Passare in svantaggio in una partita del genere, dopo un primo tempo del genere, vuol dire essere vittime di una specie di macumba, oltre che delle solite amnesie e di una serie di errori di misura, soprattutto sotto porta ma anche in fase di impostazione.
Un Catania meno efficace rispetto a quello che è il suo standard di rendimento nel bunker del “Massimino“; una Roma che riesce ad arrivare al tiro in più occasioni, un paio delle quali fanno già immaginare il fremito della rete, se Destro e Bradley non riuscissero nell’impresa di salvare la porta etnea da quello che sarebbe un meritato svantaggio, vista l’efficacia della manovra romanista.
Un cenno alla lideranza di Burdisso, capitano odierno e collante del reparto: prima di tornare alle considerazioni sulla sua adattabilità ai piani di Zeman, oggi se ne apprezzano carisma e tenuta del reparto, anche se nella seconda parte partecipa anche lui all’orgia di lanci lunghi in cui la Roma annacqua le sue speranze di rimonta dopo il goal di Gomez.

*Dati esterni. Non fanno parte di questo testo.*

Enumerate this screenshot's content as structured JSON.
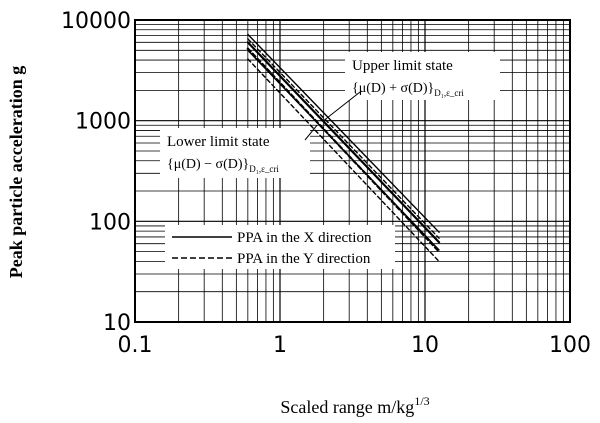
{
  "chart_data": {
    "type": "line",
    "xscale": "log",
    "yscale": "log",
    "xlim": [
      0.1,
      100
    ],
    "ylim": [
      10,
      10000
    ],
    "x_ticks": [
      "0.1",
      "1",
      "10",
      "100"
    ],
    "y_ticks": [
      "10",
      "100",
      "1000",
      "10000"
    ],
    "xlabel": "Scaled range m/kg",
    "xlabel_sup": "1/3",
    "ylabel": "Peak particle acceleration g",
    "grid": true,
    "legend_position": "bottom-center",
    "series": [
      {
        "name": "PPA in the X direction",
        "style": "solid",
        "role": "main",
        "points": [
          [
            0.6,
            6000
          ],
          [
            12.5,
            62
          ]
        ]
      },
      {
        "name": "PPA in the Y direction",
        "style": "dashed",
        "role": "main",
        "points": [
          [
            0.6,
            5200
          ],
          [
            12.5,
            50
          ]
        ]
      },
      {
        "style": "solid",
        "role": "upper",
        "points": [
          [
            0.6,
            7200
          ],
          [
            12.5,
            78
          ]
        ]
      },
      {
        "style": "dashed",
        "role": "upper",
        "points": [
          [
            0.6,
            6500
          ],
          [
            12.5,
            68
          ]
        ]
      },
      {
        "style": "solid",
        "role": "lower",
        "points": [
          [
            0.6,
            5000
          ],
          [
            12.5,
            52
          ]
        ]
      },
      {
        "style": "dashed",
        "role": "lower",
        "points": [
          [
            0.6,
            4100
          ],
          [
            12.5,
            40
          ]
        ]
      }
    ],
    "annotations": [
      {
        "title": "Upper limit state",
        "formula": "{μ(D) + σ(D)}",
        "subscript": "D₁,ε_cri",
        "arrow_to": [
          2.0,
          1000
        ]
      },
      {
        "title": "Lower limit state",
        "formula": "{μ(D) − σ(D)}",
        "subscript": "D₁,ε_cri",
        "arrow_to": [
          1.8,
          900
        ]
      }
    ]
  }
}
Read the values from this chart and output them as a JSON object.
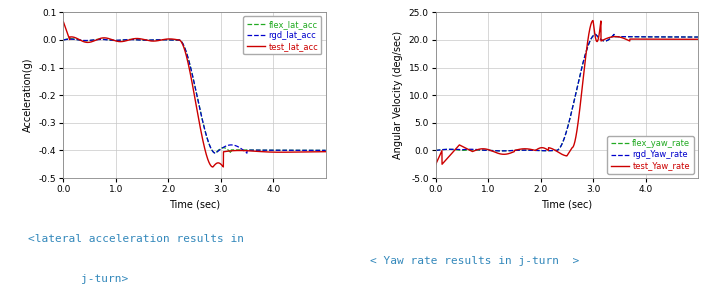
{
  "fig_width": 7.05,
  "fig_height": 3.07,
  "dpi": 100,
  "plot1": {
    "xlabel": "Time (sec)",
    "ylabel": "Acceleration(g)",
    "xlim": [
      0.0,
      5.0
    ],
    "ylim": [
      -0.5,
      0.1
    ],
    "yticks": [
      0.1,
      0.0,
      -0.1,
      -0.2,
      -0.3,
      -0.4,
      -0.5
    ],
    "xticks": [
      0.0,
      1.0,
      2.0,
      3.0,
      4.0
    ],
    "legend_labels": [
      "flex_lat_acc",
      "rgd_lat_acc",
      "test_lat_acc"
    ],
    "legend_colors": [
      "#22aa22",
      "#0000cc",
      "#cc0000"
    ],
    "legend_styles": [
      "--",
      "--",
      "-"
    ],
    "caption_line1": "<lateral acceleration results in",
    "caption_line2": "j-turn>",
    "caption_color": "#3388bb"
  },
  "plot2": {
    "xlabel": "Time (sec)",
    "ylabel": "Angular Velocity (deg/sec)",
    "xlim": [
      0.0,
      5.0
    ],
    "ylim": [
      -5.0,
      25.0
    ],
    "yticks": [
      -5.0,
      0.0,
      5.0,
      10.0,
      15.0,
      20.0,
      25.0
    ],
    "xticks": [
      0.0,
      1.0,
      2.0,
      3.0,
      4.0
    ],
    "legend_labels": [
      "flex_yaw_rate",
      "rgd_Yaw_rate",
      "test_Yaw_rate"
    ],
    "legend_colors": [
      "#22aa22",
      "#0000cc",
      "#cc0000"
    ],
    "legend_styles": [
      "--",
      "--",
      "-"
    ],
    "caption_line1": "< Yaw rate results in j-turn  >",
    "caption_color": "#3388bb"
  }
}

Quello che accade al minuto sessantuno è stavolta talmente lineare e scorrevole nel suo sviluppo che ci costringe a porci più di un interrogativo, secondo noi soprattutto sul valore dei singoli, non solo da un punto di vista tecnico ma anche di tenuta psicologica, visto che Gomez arriva alla conclusione come una lama nel burro, il che dà anche il tempo di considerare quelli che ancora sono i limiti di Goicoechea, visto che forse si consegna prima del tempo alla battuta del brevilineo argentino. Poi col passare dei minuti la Roma somiglia sempre meno a una squadra di Zeman, a tratti anzi pare agli antipodi dei dettami del boemo, basta soffermarsi a considerare i movimenti di esterni come Piris e Balzaretti o il portare palla di Bradley prima che il movimento di qualche compagno dia sviluppo alla manovra. Marquinhos e Dodò, una finestra sul futuro nel finale dell’ennesimo pomeriggio indigesto alle pendici del vulcano; il presente però è ancora una volta un colpo di tosse di Zeman, frettoloso nel guadagnare il sottopassaggio, a celare il disappunto. C’era il rigore su Dodò, tante altre cose che dovrebbero essere scontate, quasi ovvie, non ci sono ancora e viene il dubbio che forse non le vedremo mai, giunti alla prima del ritorno, con quattro punti lasciati in due gare alla banda di Maran. Non c’era Totti, poi, il che rende ogni magagna più evidente, visto che il Capitano troppo spesso è come il tappeto sotto il quale nascondere la cenere.